Goya mostra di avere già una spiccata sensibilità
“romantica” per il mostruoso, il deforme, il misterioso, elementi che proprio in
quegli anni si facevano spazio nel gusto letterario ed artistico degli uomini.
Nel 1799 dipinge il ritratto della famiglia reale,
l'apoteosi della sua carriera a corte, ma anche una svolta di grande intensità
nel suo codice espressivo: la famiglia di Carlo IV è ritratta senza anima, senza
idealizzazione, tanto che la volgarità e la vacuità dei personaggi ritratti
traspare dalle espressioni e dalla posizione rigida delle figure, elementi che
li fanno apparire come tanti manichini. Il colore spento non fa che sottolineare
l'inconsistenza morale dei personaggi.
Nel 1808 le truppe napoleoniche costringono Carlo IV e
suo nipote Ferdinando, protettore di Goya, ad abdicare in favore di Giuseppe
Bonaparte. Il pittore perde così la sua posizione, ma prosegue la serie dei
ritratti spagnoli e francesi.
Alle
80 incisioni dedicate ai “Disastri della guerra” l'artista affida di più
la propria interiorità e la lucida, spietata denuncia della bestialità, della
violenza e della crudeltà di cui fu testimone dopo l'invasione delle truppe
napoleoniche.
Deluso dal crollo degli ideali, Goya fissa nella sua
opera di più alta intensità drammatica, Il 3 maggio 1808: la fucilazione alla
montagna del Principe Pio (1814, Prado, Madrid), il martirio del suo popolo.
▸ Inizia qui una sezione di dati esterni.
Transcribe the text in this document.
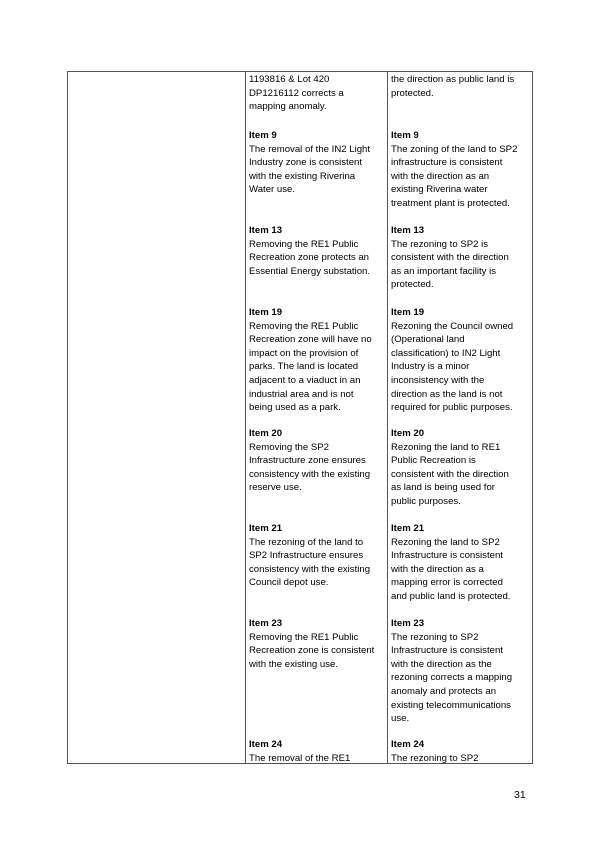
1193816 & Lot 420
DP1216112 corrects a
mapping anomaly.
Item 9
The removal of the IN2 Light
Industry zone is consistent
with the existing Riverina
Water use.
Item 13
Removing the RE1 Public
Recreation zone protects an
Essential Energy substation.
Item 19
Removing the RE1 Public
Recreation zone will have no
impact on the provision of
parks. The land is located
adjacent to a viaduct in an
industrial area and is not
being used as a park.
Item 20
Removing the SP2
Infrastructure zone ensures
consistency with the existing
reserve use.
Item 21
The rezoning of the land to
SP2 Infrastructure ensures
consistency with the existing
Council depot use.
Item 23
Removing the RE1 Public
Recreation zone is consistent
with the existing use.
Item 24
The removal of the RE1
the direction as public land is
protected.
Item 9
The zoning of the land to SP2
infrastructure is consistent
with the direction as an
existing Riverina water
treatment plant is protected.
Item 13
The rezoning to SP2 is
consistent with the direction
as an important facility is
protected.
Item 19
Rezoning the Council owned
(Operational land
classification) to IN2 Light
Industry is a minor
inconsistency with the
direction as the land is not
required for public purposes.
Item 20
Rezoning the land to RE1
Public Recreation is
consistent with the direction
as land is being used for
public purposes.
Item 21
Rezoning the land to SP2
Infrastructure is consistent
with the direction as a
mapping error is corrected
and public land is protected.
Item 23
The rezoning to SP2
Infrastructure is consistent
with the direction as the
rezoning corrects a mapping
anomaly and protects an
existing telecommunications
use.
Item 24
The rezoning to SP2
31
Alla nota angosciosa delle ripetitive figure dei fucilieri, presi di spalle,
perciò senza volto, come la cattiveria umana, l'artista contrappone la figura
abbagliante del martire, scuro di pelle, di bianco vestito, nell'attimo che
precede il colpo mortale, così come all'immobilità dei soldati oppone il moto
tragico dei condannati che salgono lenti sulla collina. La potenza del
linguaggio di Goya e il taglio straordinariamente innovativo, fotografico
della tela consentono di includere di diritto l'artista nel movimento
romantico, sia per sensibilità, sia per stile, colori, realismo, pathos.
Non
posso tuttavia non citare un'opera nota a tutti, sebbene di tutt'altra natura e
sensibilità, per dimostrare quanto sia
complesso e ricco nella sua varietà il linguaggio di Goya: la bellissima “Maja
desnuda” 1800, cui fa da contraltare la “Vestita”), il primo nudo della
pittura spagnola dopo la lontana e filtrata immagine riflessa della “Venere allo
specchio” di Velázquez.
Le pitture di Goya, questa come le altre, per quanto varie e diverse possano
essere, posseggono tutte un'estrema immediatezza, una grandissima forza,
rivelano la vivacità aggressiva del suo temperamento e il suo morboso, ostinato
attaccamento alla vita. Il suo stile è vibrante, basato sui contrasti cromatici
e luministici e su un fare a tratti bozzettistico, tirato via, rapido, che
consente all'immagine di imporsi con più forza. Così rende la realtà nel suo
farsi, requisito che gli guadagnerà l'ammirazione degli impressionisti.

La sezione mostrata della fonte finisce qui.